Starboard Value LP is urging Yahoo! Inc. to drop its plan to spin off Aabaco Holdings, Inc., which contains the company's non-core business assets, including Yahoo's stake in Alibaba Group, according to Starboard's letter sent to Yahoo.

The activist investor is suggesting that Yahoo should instead be looking to sell its core business.

Starboard said in the letter that proposed spin-off of the Aabaco Holdings "is not Yahoo's best alternative."

They said that despite their belief that the plan should be "deemed tax free under the current law," it is also important to take into consideration what the market thinks of the strategy.

Starboard adds in the letter that the market doesn't look favorably at Yahoo's strategy to spin off its non-core assets.

They said that "the market either discounts the tax benefits of the proposed spin-off and/or, worse, implies a significantly negative value for the Core Business."

Starboard said in the letter that this is due to the market's fear that Yahoo's turnaround efforts would fail and the current management "will continue to squander the company's resources."

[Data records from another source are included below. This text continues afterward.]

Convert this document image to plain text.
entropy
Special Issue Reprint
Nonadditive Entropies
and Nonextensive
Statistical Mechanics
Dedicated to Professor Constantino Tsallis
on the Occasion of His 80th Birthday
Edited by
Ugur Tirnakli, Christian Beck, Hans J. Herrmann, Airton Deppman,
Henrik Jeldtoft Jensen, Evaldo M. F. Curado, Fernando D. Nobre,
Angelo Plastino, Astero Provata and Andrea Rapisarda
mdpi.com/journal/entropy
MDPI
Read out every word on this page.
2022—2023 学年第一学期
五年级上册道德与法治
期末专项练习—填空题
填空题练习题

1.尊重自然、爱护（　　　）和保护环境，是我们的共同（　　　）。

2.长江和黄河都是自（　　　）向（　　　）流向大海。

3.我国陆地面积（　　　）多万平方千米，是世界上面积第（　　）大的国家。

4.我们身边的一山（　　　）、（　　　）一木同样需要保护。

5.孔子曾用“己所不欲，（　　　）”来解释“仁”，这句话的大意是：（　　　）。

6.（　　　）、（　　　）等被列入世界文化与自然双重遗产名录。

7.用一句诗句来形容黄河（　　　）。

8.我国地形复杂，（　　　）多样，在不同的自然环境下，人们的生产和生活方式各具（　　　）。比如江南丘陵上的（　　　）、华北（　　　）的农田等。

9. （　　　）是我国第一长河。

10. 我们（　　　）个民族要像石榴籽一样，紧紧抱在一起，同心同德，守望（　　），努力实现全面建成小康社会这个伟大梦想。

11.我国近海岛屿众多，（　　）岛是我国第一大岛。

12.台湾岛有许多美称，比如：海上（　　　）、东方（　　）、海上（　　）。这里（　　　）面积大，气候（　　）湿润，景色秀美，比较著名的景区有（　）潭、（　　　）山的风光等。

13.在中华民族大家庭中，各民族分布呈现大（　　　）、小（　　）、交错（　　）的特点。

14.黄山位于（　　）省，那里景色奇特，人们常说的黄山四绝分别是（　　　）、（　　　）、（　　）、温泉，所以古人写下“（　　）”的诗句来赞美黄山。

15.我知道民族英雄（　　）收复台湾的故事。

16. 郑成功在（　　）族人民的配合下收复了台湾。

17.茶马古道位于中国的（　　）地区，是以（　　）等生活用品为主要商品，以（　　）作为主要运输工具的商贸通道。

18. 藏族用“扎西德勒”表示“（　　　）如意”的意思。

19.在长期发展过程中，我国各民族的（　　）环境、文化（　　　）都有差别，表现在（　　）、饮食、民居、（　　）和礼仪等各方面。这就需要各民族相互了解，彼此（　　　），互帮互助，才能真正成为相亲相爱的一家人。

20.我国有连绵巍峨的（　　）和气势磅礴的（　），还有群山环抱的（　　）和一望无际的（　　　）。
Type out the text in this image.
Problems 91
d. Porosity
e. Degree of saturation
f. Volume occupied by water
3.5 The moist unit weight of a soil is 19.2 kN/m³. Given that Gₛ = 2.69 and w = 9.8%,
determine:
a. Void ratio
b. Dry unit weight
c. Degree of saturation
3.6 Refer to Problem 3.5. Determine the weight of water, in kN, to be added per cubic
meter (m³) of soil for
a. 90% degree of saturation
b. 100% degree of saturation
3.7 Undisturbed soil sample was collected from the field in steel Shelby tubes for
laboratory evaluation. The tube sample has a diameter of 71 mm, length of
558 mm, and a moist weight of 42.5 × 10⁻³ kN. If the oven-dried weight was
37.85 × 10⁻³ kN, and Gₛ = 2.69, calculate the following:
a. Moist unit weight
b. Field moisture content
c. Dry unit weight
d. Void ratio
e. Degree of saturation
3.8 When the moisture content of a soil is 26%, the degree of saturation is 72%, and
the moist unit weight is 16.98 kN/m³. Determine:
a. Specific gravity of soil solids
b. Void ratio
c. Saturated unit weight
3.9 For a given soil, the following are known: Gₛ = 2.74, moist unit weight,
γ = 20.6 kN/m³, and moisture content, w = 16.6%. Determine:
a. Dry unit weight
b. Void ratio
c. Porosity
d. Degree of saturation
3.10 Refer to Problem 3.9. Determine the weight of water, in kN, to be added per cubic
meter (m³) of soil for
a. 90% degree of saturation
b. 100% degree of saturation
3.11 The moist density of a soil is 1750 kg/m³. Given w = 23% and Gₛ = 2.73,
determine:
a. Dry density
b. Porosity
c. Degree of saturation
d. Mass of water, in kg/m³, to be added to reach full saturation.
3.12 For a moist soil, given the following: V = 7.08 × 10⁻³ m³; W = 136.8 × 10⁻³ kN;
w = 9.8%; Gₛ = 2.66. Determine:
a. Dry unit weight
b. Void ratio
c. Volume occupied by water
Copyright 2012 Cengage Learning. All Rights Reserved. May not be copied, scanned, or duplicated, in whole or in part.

The Wall Street Journal adds that people familiar with the matter said that Starboard's stake in Yahoo is among its largest position.

Yahoo's shares are down 35 percent this year.

The Wall Street Journal adds that Yahoo said in October that they expect to complete the spinoff by January 2016.

It is not clear though if Yahoo would be willing to reverse course, given that it is already far along the process.

Starboard said in the letter that the sale of Yahoo's core business would               have minimal cost to the company, compared to the sale of the non-core assets.

The company would still own its stakes in Alibaba Group and Yahoo Japan, as well as the remaining cash.

Starboard said in the letter that the current net cash of Yahoo and the cash that would be generated from the sale of the core business can be returned to shareholders in a tax-efficient manner.

This could be achieved through a combination of share buybacks, returns of capital and dividends.

The Wall Street Journal adds that Starboard is increasing its pressure on Marissa Mayer, the CEO of Yahoo, as her effort to turn around the company enters its fourth year with little signs of progress.

Mayer tried to position Yahoo as a threat to Google, Inc. in Web search and a challenger to Netflix, Inc.'s in online video content.

The Wall Street Journal adds that the project has cost Yahoo hundreds of millions of dollars, but didn't provide much in terms of users or revenues.

Yahoo's sales in 2012, when Mayer arrived, was at $4.5 billion and it shrunk to $4.4 billion in 2014.